Neben der Aufforderung zum Gebet, steht bei Jeremia im weiteren Text eine Zusage, eine Zusage wie sie ganz ähnlich auch das Neue Testament enthält. Gott wird hören. Wenn wir beten, erreichen wir ihn. Er lässt sich finden. Wir dürfen uns an ihn wenden, da er sich uns zugewandt hat. Natürlich ist das nichts, was man nebenbei machen kann, sondern nur von ganzem Herzen. Nur dann finden wir Gott wirklich. Aber mehr noch sagt Gott zu: Ich will euch erhören! Nicht nur hören, anhören, sondern erhören. Unser Gebet bewirkt etwas. Gott nimmt es an und erfüllt es: Gott fordert uns auf zu beten und sagt uns gleichzeitig die Erhörung zu.

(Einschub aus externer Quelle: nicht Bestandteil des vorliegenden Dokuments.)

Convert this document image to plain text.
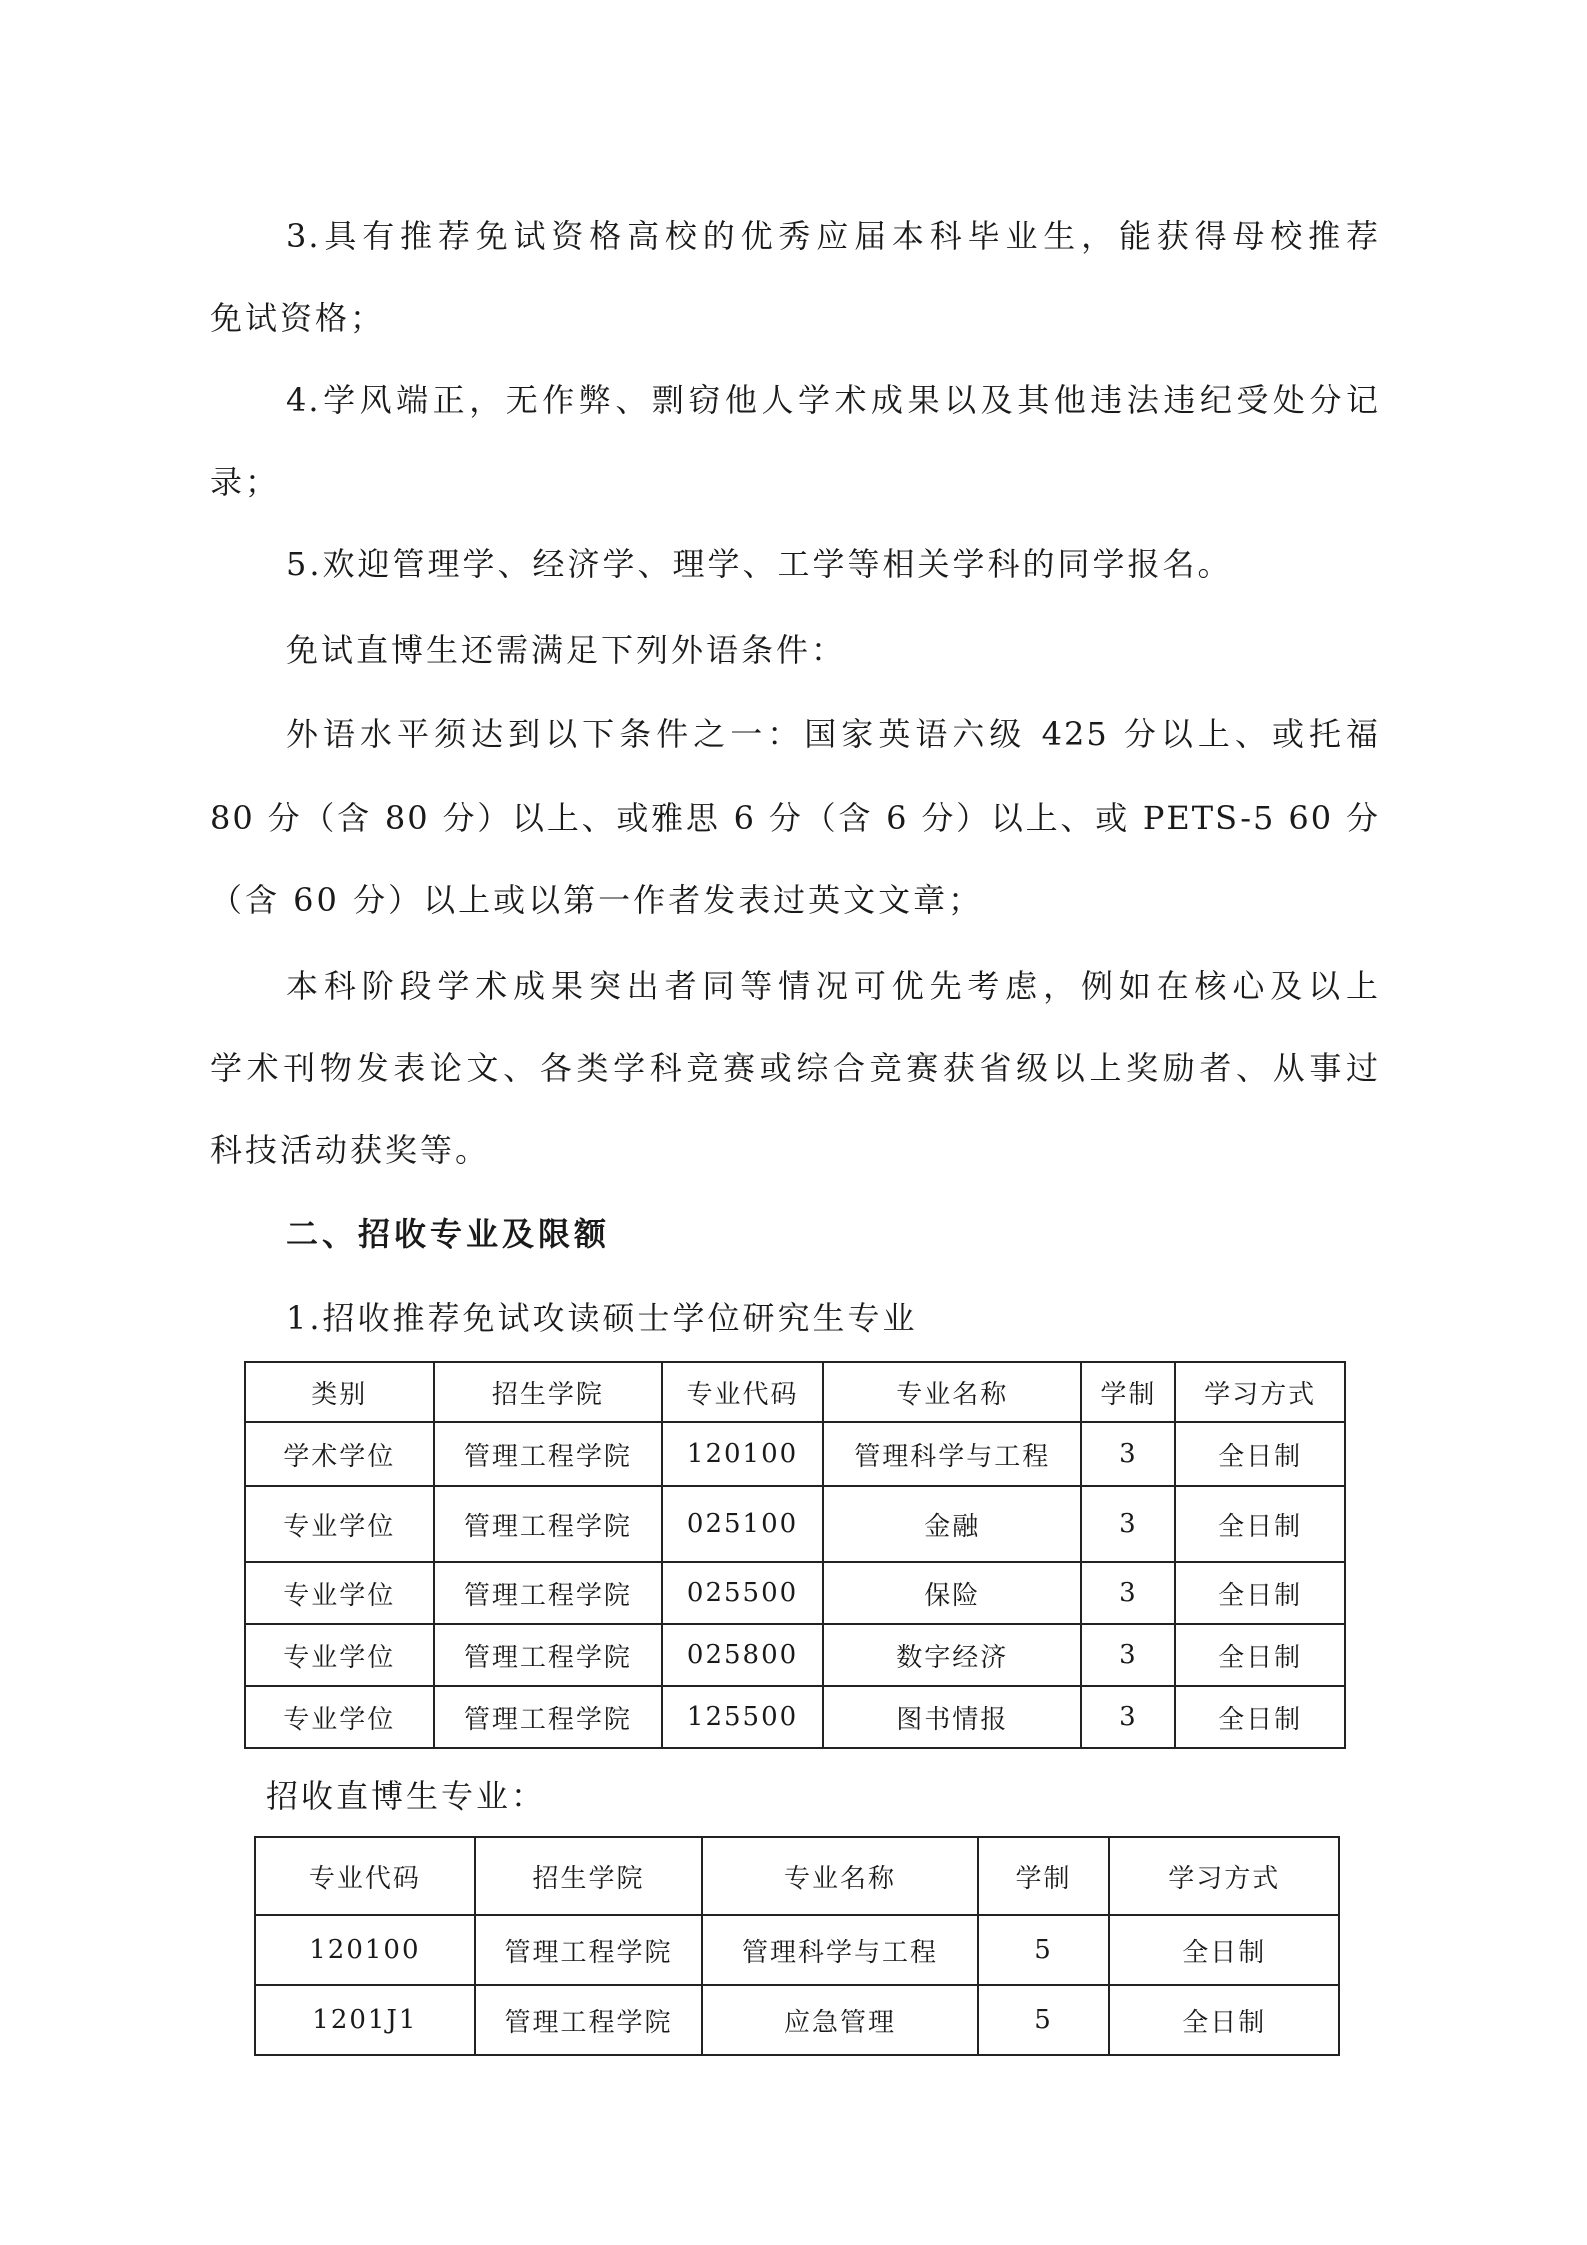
3.具有推荐免试资格高校的优秀应届本科毕业生，能获得母校推荐
免试资格；
4.学风端正，无作弊、剽窃他人学术成果以及其他违法违纪受处分记
录；
5.欢迎管理学、经济学、理学、工学等相关学科的同学报名。
免试直博生还需满足下列外语条件：
外语水平须达到以下条件之一：国家英语六级 425 分以上、或托福
80 分（含 80 分）以上、或雅思 6 分（含 6 分）以上、或 PETS-5 60 分
（含 60 分）以上或以第一作者发表过英文文章；
本科阶段学术成果突出者同等情况可优先考虑，例如在核心及以上
学术刊物发表论文、各类学科竞赛或综合竞赛获省级以上奖励者、从事过
科技活动获奖等。
二、招收专业及限额
1.招收推荐免试攻读硕士学位研究生专业
类别	招生学院	专业代码	专业名称	学制	学习方式
学术学位	管理工程学院	120100	管理科学与工程	3	全日制
专业学位	管理工程学院	025100	金融	3	全日制
专业学位	管理工程学院	025500	保险	3	全日制
专业学位	管理工程学院	025800	数字经济	3	全日制
专业学位	管理工程学院	125500	图书情报	3	全日制
招收直博生专业：
专业代码	招生学院	专业名称	学制	学习方式
120100	管理工程学院	管理科学与工程	5	全日制
1201J1	管理工程学院	应急管理	5	全日制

Natürlich ist die Gebetserfüllung keine prompte Tat Gottes nach unseren Vorstellungen. Das Gebet ist kein Mittel, Gott zu bestimmten Handlungen zu zwingen. Dann wäre Beten Zauberei. Beten ist aber Bitten, das unter die dritte Bitte des Vaterunsers gestellt ist: Dein Wille geschehe! Zwar erfüllt Gott unsere Bitten aber manchmal ganz anders, als wir es erwarten. Manchmal erkennen wir erst viel später Gottes Reaktion auf eine Fürbitte. Manchmal erkennen wir sie gar nicht. Dennoch bleibt Gottes feste Zusage: Ich will euch erhören. Also lasst uns beten für Freiheit, Frieden und gerechte Nahrungsmittelverteilung. Lasst uns alle Probleme dieser Welt, die kleinen und die großen vor Gott bringen. Lasst uns einzeln und in Gruppen und in der Gemeinschaft der Gemeinde beten, denn Gott will es. Gott ist für uns da. Gott erhört uns.

Erfüllen wir also Gottes Auftrag in der Gewissheit seiner Heilszusage. Leben wir in der Welt! Leben wir für die Welt! Beten wir für die Welt!

Ich wünsche Ihnen viel Kraft und Gottes Segen dafür!